- Conference: Pacific-10 Conference
- Record: 10–19 (5–13 Pac-10)
- Head coach: Andy Russo (3rd season);
- Home arena: Hec Edmundson Pavilion

= 1987–88 Washington Huskies men's basketball team =

American college basketball season

The 1987–88 Washington Huskies men's basketball team represented the University of Washington for the 1987–88 NCAA Division I men's basketball season. Led by third-year head coach Andy Russo, the Huskies were members of the Pacific-10 Conference and played their home games on campus at Hec Edmundson Pavilion in Seattle, Washington.

The Huskies were 9–18 overall in the regular season and 5–13 in conference play, tied for last in the standings.

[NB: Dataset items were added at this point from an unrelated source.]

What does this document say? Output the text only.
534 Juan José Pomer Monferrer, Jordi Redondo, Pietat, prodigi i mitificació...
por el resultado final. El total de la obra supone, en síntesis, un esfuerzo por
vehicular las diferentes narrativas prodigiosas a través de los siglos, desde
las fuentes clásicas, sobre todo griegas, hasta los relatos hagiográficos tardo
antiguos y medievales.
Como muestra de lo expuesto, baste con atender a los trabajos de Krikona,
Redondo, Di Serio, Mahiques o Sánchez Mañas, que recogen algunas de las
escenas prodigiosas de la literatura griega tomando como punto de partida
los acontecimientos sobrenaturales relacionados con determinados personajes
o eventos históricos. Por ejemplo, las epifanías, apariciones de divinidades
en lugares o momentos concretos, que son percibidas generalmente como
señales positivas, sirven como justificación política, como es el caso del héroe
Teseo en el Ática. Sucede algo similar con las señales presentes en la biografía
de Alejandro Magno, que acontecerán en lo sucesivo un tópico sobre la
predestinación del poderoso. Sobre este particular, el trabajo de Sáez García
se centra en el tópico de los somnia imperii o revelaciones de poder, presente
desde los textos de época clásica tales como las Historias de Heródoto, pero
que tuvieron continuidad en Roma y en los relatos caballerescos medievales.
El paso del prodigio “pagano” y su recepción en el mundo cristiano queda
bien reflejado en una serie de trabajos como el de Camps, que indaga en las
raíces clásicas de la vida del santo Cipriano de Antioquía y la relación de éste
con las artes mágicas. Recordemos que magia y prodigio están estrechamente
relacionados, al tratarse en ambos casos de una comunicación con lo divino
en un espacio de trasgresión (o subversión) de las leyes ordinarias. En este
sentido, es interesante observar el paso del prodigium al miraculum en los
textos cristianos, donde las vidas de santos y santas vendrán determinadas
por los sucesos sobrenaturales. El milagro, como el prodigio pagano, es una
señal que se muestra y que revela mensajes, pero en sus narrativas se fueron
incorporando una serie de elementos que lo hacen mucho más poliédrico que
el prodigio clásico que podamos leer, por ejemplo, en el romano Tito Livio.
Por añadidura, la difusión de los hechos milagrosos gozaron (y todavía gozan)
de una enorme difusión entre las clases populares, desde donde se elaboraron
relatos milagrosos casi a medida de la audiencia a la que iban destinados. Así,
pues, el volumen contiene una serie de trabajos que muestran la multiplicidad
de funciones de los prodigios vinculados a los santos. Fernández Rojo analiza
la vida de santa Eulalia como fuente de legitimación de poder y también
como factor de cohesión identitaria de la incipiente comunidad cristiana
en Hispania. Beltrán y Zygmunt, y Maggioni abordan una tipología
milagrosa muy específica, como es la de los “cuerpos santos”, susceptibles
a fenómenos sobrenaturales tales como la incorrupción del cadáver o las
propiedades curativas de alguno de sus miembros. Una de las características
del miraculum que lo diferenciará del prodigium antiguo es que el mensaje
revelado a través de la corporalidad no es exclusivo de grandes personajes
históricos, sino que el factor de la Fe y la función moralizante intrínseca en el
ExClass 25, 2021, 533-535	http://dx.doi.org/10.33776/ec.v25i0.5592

In the Pac-10 tournament at Tucson, Washington was seeded tenth and defeated seventh seed Arizona State by fourteen points in the opening round, then lost to second seed Oregon State by nineteen points in the quarterfinals.

==Postseason results==

| Date time, TV | Opponent | Result | Record | Site (attendance) city, state |
Pacific-10 Tournament
| Thu, March 10 9:00 pm | vs. (7) Arizona State First round | W 96–82 | 10–18 | McKale Center (12,635) Tucson, Arizona |
| Fri, March 11 7:00 pm | vs. (2) Oregon State Quarterfinal | L 61–80 | 10–19 | McKale Center (13,061) Tucson, Arizona |
*Non-conference game. ^{#}Rankings from AP poll. (#) Tournament seedings in parentheses. All times are in Pacific time.